Licensing

Government authorities at all levels issue licenses to citizens for all kinds of reasons. Usually, the “reasons” are associated with – or, in fact, are proxies for – regulating human behaviors.

Some licenses are sources of seemingly endless controversy while others are accepted, if not endorsed, without question or complaint.

The nation’s First Amendment, for instance, guaranteeing a freedom by negation, specifies that the government won’t require licensing of publishers.

A driver’s license, for most, is an acceptable form of regulation over our otherwise sovereign behavior. As we’re relentlessly reminded while enrolled in high school driver’s ed, operating a motor vehicle is a privilege and not a right.

That motor vehicle operation is not a right is evidence only for the well-known absence of foresight so deeply embedded in the minds of the Founding Fathers.

Among the licenses I possess is one from the FCC (Federal Communications Commission), with broadcast endorsement I hasten to add, that afforded me the opportunity to work as an announcer at broadcast radio and TV stations.

This, I know, sounds like bragging. A feature curiously foreign and extraordinarily out-of-place to even the most casual reader of Internet content.

Presumably, my Third Class operator’s license (again, with Broadcast Endorsement) is still in effect. Since I proudly earned it in the early 1970s.

Although, saying “Third Class” out loud doesn’t sound all that impressive, wonderful or great. The “Endorsement” part helps, but I’m still feeling a bit diminished.

Also in my portfolio of licenses is one from the State of New Jersey’s Alcohol Bureau Somethingorother. The organization’s acronym was “ABC,” like the Jackson Five song title.

This license was required in order to enable work at an establishment that served alcohol.

I did not serve alcohol at the establishment, named “Hogan’s.”

Instead, I functioned as a disc jockey, sequestered inside a tiny floor-to-ceiling walled booth with a small horizontal window and equipped with two turntables (devices on which 12-inch vinyl records were played) and a small mixing board.

Obtaining the ABC license required a trip to someplace north of Lawrenceville, N.J., and inside a rather modern, corporate-looking office building that might have otherwise functioned as an insurance agency.

No test was required, as I recall. Though the bureau conducted a background check, presumably to disconfirm the remote likelihood that I would serve six year olds beer.

As with the FCC’s, I happily assume, with no evidence whatsoever, that this license is likewise valid in perpetuity.

It’s always good to have something to fall back on. Should the current profession not work-out.

Proudest in the portfolio, though, is the license I possess from my employer: a “Driver Certification Card.” The credit card-sized card states that it is a “card.” Helpfully.

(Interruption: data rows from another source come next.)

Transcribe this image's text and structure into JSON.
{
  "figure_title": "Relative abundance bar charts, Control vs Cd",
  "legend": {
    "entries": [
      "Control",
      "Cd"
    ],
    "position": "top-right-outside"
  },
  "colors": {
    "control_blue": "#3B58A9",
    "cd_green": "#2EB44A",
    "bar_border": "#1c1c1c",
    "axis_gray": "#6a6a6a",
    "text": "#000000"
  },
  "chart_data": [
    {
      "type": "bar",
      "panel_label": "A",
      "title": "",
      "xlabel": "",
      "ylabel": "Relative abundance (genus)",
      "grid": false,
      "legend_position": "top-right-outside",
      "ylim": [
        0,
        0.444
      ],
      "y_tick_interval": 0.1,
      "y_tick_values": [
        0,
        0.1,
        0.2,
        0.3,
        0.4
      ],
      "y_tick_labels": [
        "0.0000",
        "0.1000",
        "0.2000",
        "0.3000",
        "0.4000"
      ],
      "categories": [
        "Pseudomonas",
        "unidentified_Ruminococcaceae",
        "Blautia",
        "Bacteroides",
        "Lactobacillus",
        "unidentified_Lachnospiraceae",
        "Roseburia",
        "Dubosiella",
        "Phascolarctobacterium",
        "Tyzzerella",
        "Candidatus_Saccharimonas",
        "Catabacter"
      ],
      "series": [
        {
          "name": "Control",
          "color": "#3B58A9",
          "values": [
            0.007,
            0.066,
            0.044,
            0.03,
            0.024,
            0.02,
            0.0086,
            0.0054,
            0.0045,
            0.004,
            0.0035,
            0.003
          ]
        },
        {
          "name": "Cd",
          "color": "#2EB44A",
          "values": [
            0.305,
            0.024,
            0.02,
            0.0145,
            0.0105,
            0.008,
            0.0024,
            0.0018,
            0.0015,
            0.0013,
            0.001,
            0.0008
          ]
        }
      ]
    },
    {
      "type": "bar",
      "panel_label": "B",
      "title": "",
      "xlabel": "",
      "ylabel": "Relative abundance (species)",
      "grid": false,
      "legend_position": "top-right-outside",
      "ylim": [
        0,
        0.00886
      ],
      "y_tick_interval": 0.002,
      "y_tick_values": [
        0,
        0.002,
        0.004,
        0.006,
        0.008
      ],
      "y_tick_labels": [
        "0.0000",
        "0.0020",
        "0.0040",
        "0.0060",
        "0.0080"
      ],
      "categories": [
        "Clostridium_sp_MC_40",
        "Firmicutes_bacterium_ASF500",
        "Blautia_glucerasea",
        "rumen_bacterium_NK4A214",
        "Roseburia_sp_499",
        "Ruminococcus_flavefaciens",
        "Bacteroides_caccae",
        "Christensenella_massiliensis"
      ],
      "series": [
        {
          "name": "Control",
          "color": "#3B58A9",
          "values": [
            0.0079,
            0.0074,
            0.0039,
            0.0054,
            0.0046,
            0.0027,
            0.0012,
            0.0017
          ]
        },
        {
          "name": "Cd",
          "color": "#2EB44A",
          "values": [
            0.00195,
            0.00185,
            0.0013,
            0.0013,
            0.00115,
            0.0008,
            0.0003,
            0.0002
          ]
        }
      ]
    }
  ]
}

Handwritten, in blue ink, my name has been entered, a nine-digit certification number (complete with hyphen) is recorded and, sadly, an expiration date: 8/31/2013.

The nine-digit number immediately prompts questions about all those who achieved this status before me. Not so special, I guess.

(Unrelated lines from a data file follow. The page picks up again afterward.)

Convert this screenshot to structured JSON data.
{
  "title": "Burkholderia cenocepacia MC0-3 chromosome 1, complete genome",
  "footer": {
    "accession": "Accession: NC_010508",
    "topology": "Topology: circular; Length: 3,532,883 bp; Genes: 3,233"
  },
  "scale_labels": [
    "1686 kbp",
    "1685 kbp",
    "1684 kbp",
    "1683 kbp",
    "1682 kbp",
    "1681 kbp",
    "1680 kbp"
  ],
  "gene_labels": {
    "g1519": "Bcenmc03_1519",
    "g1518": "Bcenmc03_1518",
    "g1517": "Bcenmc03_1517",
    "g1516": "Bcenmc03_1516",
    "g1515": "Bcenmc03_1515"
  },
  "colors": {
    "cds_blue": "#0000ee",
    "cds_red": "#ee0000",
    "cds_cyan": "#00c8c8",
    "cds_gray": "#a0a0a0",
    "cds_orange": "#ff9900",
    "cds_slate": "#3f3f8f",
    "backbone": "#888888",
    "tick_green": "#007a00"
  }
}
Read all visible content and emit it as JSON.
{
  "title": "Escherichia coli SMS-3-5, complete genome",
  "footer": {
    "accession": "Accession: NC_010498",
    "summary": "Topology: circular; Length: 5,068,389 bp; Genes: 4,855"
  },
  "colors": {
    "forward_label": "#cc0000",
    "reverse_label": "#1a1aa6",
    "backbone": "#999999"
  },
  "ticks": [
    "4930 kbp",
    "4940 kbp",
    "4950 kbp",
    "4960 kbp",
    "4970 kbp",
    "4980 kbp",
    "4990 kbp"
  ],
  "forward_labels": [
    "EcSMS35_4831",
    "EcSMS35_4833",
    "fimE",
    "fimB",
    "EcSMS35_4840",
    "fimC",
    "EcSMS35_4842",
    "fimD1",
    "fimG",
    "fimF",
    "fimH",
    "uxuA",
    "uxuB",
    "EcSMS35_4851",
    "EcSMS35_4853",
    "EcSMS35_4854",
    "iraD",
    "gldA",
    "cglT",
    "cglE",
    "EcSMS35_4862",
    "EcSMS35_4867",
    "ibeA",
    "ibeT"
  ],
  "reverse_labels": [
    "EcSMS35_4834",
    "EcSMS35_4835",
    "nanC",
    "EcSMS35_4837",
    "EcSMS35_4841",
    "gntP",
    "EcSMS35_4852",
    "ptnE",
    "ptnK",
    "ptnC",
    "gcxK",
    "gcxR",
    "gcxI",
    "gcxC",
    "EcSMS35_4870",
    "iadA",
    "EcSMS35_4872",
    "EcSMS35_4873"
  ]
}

On its reverse side, printed in a font size only James Bond, with assistance from Q and Miss Eve Moneypenny, could read, are five rules (maybe they’re laws) governing the licensee’s behaviors and requiring my signature.

Inspection today reveals not only the card’s expiration but my failure to have signed it. Add this to the list.

And you? What licenses do you possess? How many have you had and what was being regulated? Expired or not.